Elle se réserve, tant pour elle que pour ses ayants droit et les personnes envoyées de sa part, pendant le temps qu’ils feraient leur séjour au Tremblay, plusieurs chambres à coucher notamment  «  la chambre régnant au-dessus de la porte charretière et d’entrée de la ferme, ayant vue tant sur la cour de la dite ferme que sur la place » Elle exige également la mise à disposition  « d’une place dans une des écuries pour deux chevaux et une autre place sous la remise pour la voiture. »

 

Le contrat de location de la ferme fourmille de prestations dues par les fermiers. Ainsi sont-ils tenus de livrer « à la bailleresse » en sa demeure de Paris, aux époques choisies par elle, « 18 canards ou 6 dindons à son choix bons, gras, gros, vifs et en plumes. »

 

Bien entendu, c’est sur le prix de location des terres que la rapacité de la comtesse se manifeste dans toute son ampleur. Le bail a été conclu moyennant la somme de 15 500 francs de fermage annuel que M. et Mme Triboulet se sont obligés conjointement et solidairement de payer à la comtesse de Gourgues, à Aulnay ou à Paris, en la demeure de la bailleresse. Le paiement s’effectue en 3 versements égaux, le 25 décembre, 1er avril et 24 juin de chaque année.

 

Il a été expressément convenu entre les parties qu’à défaut de paiement de deux termes consécutifs du fermage à leurs échéances, le bail demeurerait résilié de plein droit, « si bon semblait à Mme la comtesse de Gourgues, un mois après un simple commandement  resté sans effet et sans qu’il fut besoin d’aucune formalité judiciaire. » Aux termes mêmes du contrat le paiement du fermage ne peut avoir lieu « qu’en espèces métalliques d’or ou d’argent et non autrement, nonobstant toute loi ou décret contraires, au bénéfice desquels les preneurs ont renoncé d’honneur. »

 

Ainsi donc, entre autres clauses léonines, le contrat imposé par la comtesse contient l’engagement d’honneur du preneur de renoncer aux dispositions de la Loi !

 

Le loyer annuel de 15 500 francs acquitté par le fermier doit être rapporté au montant de l’enchère adjugée à Monsieur Fontaine pour 360 000 francs.

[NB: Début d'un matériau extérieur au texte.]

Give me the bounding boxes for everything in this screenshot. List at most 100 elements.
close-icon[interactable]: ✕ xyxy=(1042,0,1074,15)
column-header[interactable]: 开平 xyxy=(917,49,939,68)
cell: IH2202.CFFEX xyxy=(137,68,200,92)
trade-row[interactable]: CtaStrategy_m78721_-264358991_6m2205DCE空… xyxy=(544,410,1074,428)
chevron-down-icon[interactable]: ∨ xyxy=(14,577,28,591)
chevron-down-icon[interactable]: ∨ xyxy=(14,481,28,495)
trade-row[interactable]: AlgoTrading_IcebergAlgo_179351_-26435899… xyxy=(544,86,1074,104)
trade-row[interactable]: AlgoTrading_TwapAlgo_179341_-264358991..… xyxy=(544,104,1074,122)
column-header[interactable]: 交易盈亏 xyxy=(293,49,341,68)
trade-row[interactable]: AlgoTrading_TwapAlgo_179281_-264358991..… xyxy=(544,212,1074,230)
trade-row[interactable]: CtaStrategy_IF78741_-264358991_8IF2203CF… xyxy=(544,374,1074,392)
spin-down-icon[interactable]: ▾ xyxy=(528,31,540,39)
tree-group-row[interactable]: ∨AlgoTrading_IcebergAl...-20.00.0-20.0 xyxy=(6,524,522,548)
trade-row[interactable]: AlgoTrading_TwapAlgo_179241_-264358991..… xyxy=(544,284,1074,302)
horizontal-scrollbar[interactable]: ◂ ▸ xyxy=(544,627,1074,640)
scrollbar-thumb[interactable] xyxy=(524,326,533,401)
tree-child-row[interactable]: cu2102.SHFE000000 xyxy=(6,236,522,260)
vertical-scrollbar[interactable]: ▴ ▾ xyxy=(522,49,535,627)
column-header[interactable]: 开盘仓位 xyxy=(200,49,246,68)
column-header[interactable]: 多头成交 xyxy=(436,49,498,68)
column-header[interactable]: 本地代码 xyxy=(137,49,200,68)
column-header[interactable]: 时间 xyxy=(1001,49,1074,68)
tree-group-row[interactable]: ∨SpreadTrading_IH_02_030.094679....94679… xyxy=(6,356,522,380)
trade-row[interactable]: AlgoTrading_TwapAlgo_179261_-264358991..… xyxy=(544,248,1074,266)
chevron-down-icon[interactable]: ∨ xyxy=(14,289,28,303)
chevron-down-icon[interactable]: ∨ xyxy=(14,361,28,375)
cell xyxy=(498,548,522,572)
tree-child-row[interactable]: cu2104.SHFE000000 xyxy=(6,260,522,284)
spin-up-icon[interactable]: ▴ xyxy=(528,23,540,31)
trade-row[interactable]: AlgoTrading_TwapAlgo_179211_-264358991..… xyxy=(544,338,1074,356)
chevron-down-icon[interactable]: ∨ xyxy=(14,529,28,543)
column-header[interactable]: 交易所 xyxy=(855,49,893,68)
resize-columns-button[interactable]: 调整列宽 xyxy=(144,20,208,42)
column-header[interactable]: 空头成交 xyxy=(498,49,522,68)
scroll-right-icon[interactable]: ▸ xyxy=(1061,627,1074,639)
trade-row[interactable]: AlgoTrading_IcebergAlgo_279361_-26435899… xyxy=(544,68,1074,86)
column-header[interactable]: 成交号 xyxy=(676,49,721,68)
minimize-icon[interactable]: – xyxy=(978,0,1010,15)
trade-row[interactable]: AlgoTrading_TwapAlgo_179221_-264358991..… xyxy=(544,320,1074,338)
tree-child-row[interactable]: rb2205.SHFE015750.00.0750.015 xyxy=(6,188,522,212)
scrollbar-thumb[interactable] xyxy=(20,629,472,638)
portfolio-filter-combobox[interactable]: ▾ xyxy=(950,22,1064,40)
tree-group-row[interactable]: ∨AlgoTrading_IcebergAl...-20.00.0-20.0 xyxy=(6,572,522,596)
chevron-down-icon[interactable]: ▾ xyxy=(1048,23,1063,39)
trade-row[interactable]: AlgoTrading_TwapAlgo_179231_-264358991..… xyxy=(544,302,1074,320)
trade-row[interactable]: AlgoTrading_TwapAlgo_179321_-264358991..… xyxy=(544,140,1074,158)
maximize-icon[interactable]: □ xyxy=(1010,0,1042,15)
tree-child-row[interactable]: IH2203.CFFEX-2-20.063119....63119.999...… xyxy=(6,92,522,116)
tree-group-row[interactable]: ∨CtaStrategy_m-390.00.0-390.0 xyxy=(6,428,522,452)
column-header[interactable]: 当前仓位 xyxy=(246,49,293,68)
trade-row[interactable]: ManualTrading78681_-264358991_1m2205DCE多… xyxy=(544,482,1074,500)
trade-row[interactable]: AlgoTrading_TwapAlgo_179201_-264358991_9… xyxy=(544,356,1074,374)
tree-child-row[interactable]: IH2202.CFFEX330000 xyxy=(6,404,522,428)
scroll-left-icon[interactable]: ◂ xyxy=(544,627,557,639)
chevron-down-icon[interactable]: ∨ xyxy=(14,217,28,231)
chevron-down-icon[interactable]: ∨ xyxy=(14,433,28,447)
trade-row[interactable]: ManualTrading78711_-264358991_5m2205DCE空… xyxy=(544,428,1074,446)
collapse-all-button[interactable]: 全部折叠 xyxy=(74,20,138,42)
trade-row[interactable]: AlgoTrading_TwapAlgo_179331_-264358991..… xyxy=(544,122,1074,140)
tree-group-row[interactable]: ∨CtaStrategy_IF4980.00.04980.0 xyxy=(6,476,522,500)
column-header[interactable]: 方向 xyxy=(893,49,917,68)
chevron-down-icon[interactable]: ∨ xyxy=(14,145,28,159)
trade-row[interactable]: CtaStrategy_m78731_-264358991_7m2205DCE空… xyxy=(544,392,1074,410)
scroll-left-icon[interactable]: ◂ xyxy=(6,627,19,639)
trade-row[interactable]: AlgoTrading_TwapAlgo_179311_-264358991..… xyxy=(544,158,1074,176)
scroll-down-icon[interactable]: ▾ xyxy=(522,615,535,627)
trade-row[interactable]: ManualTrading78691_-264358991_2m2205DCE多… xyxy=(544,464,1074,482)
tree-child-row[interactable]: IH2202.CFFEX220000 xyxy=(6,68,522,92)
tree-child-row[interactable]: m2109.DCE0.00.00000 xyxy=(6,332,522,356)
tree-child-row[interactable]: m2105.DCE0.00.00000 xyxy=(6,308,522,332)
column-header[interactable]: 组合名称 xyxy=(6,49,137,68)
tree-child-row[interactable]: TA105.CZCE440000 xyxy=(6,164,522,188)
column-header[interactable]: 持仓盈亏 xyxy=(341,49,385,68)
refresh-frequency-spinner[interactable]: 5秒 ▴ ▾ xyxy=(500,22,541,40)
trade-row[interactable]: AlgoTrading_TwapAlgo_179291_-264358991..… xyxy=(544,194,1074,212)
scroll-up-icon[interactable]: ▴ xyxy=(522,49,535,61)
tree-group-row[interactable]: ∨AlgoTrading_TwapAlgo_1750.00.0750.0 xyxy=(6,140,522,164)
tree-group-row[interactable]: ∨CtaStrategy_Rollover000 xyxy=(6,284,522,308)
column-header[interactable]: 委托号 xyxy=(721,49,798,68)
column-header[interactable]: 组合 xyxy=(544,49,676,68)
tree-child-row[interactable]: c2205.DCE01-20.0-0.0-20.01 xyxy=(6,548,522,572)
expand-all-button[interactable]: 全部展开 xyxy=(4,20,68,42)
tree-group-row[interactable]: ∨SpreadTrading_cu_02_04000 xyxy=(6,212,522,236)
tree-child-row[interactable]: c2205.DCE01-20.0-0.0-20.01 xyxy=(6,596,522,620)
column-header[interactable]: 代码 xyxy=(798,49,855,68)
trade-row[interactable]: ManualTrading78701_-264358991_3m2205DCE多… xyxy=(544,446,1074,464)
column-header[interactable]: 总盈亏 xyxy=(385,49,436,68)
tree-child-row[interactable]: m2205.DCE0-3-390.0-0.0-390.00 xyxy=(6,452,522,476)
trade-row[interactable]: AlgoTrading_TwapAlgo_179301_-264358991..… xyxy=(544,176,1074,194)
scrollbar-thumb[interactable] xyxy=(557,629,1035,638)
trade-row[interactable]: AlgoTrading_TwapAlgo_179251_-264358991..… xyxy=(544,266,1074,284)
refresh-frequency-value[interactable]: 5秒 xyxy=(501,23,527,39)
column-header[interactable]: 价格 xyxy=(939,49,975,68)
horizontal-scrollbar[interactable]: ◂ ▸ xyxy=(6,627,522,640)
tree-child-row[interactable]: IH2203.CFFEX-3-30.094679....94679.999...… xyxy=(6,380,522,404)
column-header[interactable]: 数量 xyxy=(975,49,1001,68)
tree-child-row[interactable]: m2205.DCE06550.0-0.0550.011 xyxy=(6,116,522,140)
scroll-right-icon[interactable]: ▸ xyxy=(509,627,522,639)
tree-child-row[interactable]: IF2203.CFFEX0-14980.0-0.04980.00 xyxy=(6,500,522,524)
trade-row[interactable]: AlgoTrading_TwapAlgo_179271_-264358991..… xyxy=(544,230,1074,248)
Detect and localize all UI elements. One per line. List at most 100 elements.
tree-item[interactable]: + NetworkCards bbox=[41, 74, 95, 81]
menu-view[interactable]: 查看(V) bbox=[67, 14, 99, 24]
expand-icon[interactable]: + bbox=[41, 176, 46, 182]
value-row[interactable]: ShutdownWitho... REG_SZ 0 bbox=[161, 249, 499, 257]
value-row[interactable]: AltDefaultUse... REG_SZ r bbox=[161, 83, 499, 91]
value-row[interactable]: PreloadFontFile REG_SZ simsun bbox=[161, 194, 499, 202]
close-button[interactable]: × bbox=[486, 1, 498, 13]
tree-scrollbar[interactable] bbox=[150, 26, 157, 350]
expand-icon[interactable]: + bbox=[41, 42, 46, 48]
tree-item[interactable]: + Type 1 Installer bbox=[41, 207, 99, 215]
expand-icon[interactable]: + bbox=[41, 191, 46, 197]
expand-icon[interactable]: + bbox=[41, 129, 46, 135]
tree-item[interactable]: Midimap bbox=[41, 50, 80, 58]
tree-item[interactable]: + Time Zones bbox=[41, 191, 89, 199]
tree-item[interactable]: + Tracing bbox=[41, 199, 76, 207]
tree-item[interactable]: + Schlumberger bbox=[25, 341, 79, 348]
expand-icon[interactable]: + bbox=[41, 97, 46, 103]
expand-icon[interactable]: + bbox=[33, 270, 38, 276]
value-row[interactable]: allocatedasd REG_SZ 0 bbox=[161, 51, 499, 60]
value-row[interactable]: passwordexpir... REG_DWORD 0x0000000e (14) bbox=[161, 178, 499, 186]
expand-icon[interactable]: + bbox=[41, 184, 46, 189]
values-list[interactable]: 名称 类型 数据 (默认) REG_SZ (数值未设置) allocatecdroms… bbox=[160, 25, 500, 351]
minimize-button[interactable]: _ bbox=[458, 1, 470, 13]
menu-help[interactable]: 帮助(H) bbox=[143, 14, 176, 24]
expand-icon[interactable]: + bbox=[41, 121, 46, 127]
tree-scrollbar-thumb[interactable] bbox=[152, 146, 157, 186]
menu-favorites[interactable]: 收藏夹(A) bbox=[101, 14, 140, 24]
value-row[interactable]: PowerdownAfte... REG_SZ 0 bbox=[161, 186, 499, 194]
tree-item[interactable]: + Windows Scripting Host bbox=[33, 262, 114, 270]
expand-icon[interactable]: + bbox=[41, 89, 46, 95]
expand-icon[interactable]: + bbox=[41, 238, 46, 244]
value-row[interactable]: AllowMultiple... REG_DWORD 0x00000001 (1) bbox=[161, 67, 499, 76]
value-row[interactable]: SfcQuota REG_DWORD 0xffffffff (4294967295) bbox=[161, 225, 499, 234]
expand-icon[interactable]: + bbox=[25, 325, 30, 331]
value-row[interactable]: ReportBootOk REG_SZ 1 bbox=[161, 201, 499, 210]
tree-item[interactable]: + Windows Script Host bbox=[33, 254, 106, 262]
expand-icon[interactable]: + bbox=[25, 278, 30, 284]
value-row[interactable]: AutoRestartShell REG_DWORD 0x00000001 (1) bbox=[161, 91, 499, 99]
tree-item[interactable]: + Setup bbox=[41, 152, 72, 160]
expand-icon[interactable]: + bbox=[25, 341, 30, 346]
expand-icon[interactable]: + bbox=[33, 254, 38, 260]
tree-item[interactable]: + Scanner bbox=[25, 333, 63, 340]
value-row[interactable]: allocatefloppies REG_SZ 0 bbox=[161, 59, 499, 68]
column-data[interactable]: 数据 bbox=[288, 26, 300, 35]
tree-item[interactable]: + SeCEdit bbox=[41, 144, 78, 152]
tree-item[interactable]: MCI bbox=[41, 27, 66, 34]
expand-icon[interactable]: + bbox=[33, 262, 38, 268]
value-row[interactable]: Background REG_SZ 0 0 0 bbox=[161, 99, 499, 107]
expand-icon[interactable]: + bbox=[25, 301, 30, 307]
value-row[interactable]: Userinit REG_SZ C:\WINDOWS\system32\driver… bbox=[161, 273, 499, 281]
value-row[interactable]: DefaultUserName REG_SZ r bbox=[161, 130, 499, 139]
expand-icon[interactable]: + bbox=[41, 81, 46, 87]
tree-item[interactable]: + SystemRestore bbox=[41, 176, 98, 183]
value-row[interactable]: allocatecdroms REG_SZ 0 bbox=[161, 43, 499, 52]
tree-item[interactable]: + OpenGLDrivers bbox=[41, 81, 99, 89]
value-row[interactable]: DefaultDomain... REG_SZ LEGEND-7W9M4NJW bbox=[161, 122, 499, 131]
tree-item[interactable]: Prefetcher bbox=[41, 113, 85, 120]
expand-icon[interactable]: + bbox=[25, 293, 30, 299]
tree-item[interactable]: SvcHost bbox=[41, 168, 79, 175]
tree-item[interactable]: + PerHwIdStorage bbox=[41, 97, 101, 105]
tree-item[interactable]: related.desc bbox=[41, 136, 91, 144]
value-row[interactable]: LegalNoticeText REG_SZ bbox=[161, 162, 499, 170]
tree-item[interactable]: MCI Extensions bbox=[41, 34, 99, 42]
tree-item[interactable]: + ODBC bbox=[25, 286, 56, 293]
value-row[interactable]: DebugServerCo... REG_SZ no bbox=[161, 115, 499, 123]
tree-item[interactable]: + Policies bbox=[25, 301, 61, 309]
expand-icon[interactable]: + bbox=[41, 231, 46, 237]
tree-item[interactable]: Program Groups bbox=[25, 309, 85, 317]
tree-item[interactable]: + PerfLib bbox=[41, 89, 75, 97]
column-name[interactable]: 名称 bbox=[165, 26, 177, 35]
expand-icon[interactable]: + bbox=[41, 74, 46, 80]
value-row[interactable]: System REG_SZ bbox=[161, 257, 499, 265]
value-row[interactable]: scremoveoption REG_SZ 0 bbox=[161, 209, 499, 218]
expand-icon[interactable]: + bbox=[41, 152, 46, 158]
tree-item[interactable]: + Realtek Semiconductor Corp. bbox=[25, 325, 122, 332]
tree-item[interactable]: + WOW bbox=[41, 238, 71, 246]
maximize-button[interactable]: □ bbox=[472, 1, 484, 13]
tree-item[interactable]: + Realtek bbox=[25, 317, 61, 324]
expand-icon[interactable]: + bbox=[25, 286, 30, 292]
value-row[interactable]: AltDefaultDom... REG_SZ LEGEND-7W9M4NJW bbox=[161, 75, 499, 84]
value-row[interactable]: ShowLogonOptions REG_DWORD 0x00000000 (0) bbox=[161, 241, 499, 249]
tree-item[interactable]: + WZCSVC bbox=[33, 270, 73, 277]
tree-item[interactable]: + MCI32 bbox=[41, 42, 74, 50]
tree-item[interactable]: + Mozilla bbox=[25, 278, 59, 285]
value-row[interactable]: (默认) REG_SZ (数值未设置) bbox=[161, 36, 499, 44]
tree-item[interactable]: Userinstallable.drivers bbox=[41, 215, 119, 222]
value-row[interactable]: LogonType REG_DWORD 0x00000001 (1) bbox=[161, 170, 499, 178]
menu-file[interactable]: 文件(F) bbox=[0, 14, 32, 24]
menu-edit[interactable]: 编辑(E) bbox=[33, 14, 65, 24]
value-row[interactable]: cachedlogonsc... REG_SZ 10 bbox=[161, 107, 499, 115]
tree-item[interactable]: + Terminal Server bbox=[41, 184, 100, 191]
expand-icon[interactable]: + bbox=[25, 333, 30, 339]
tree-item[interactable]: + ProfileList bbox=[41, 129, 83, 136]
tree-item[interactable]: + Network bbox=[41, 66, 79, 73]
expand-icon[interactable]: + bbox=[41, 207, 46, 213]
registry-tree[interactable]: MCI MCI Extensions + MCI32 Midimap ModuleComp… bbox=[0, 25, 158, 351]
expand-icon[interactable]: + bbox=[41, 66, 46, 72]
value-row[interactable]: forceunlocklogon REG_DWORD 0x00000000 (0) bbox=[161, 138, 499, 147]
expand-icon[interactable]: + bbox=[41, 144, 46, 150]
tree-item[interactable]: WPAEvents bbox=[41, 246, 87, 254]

Comparé à ce montant, le revenu net de la ferme est donc de 4,30%, net d’impôt, ceux-ci étant intégralement à la charge du fermier. On peut comparer le rendement financier du patrimoine de la Comtesse de Gourgues à celui des Turgot. Leur ferme, adjugée à Monsieur Fontaine pour 253.000 francs, est confiée à leur fermier pour un loyer annuel de 10 000 francs, soit un rendement de 2,53 %.

 

A la sûreté et garantie du paiement des fermages, M. et Mme Triboulet ont affecté, obligé et hypothéqué spécialement, 31 pièces de terre situées sur les territoires de Mitry, Villepinte et Tremblay, mais jusqu’à concurrence de 50 000 francs seulement, somme qui représente tout de même plus de trois années de fermage.  Mais comme toutes ces garanties ne suffisent pas à la Comtesse, les Triboulet ont recours à la caution d’un de leurs parents, Monsieur Eugène  Honoré Triboulet, marchand papetier demeurant à Paris, rue Saint-Martin, n° 192. Ce dernier, après avoir pris communication du dit bail a déclaré « se rendre et se constituer caution et répondant solidaire de M. et Mme Triboulet preneurs, envers Mme la comtesse de Gourgues qui l’a accepté, en conséquence il s’est obligé, solidairement avec les dits sieur et dame Triboulet, au paiement exact des fermages du dit bail. »

 

L’article 13 du contrat de fermage  précise que  le loyer de la ferme ne saurait souffrir la moindre diminution. Même en cas de cataclysmes naturels les fermiers ne peuvent espérer « aucune diminution du fermage stipulé pour raison de grêle, gelée, pluie, inondation, sécheresse et autres cas fortuits prévus et imprévus qui détruiraient une partie des récoltes. »

 

 

Une convention particulière précise les contrôles que la comtesse pourra diligenter, aux frais de ses fermiers. « Il a été convenu que la bailleresse aurait le droit faire visiter les terres affermées, toutes les fois qu’elle le jugerait convenable, par des experts qui seraient payés par les preneurs, pour s’assurer de l’état des dites terres, et s’il était reconnu, au dire des experts, qu’elles n’étaient pas en état de culture et fumure convenables, les dits preneurs seraient tenus d’employer immédiatement avec leurs propres fonds les sommes jugées nécessaires à cet effet par les mêmes experts à les mettre en bon état, selon que des terres cultivées et amendées doivent l’être, et faute par eux de ce faire, la bailleresse demeurerait autorisée par les dits preneurs à se faire attribuer, sur le prix des immeubles hypothéqués par les preneurs et les arbitrages qui pourraient être rendus par suite des poursuites par elle exercées pour inexécution de cette clause, une somme de 20 000 francs à employer jusqu’à épuisement à l’amélioration des dites terres. »

 

Un contrat interdisant tout recours aux techniques innovantes

 

 

Le contrat de fermage passé entre la comtesse de Gourgues et les Triboulet détaille les techniques de culture à mettre en œuvre à la ferme du Château. (14)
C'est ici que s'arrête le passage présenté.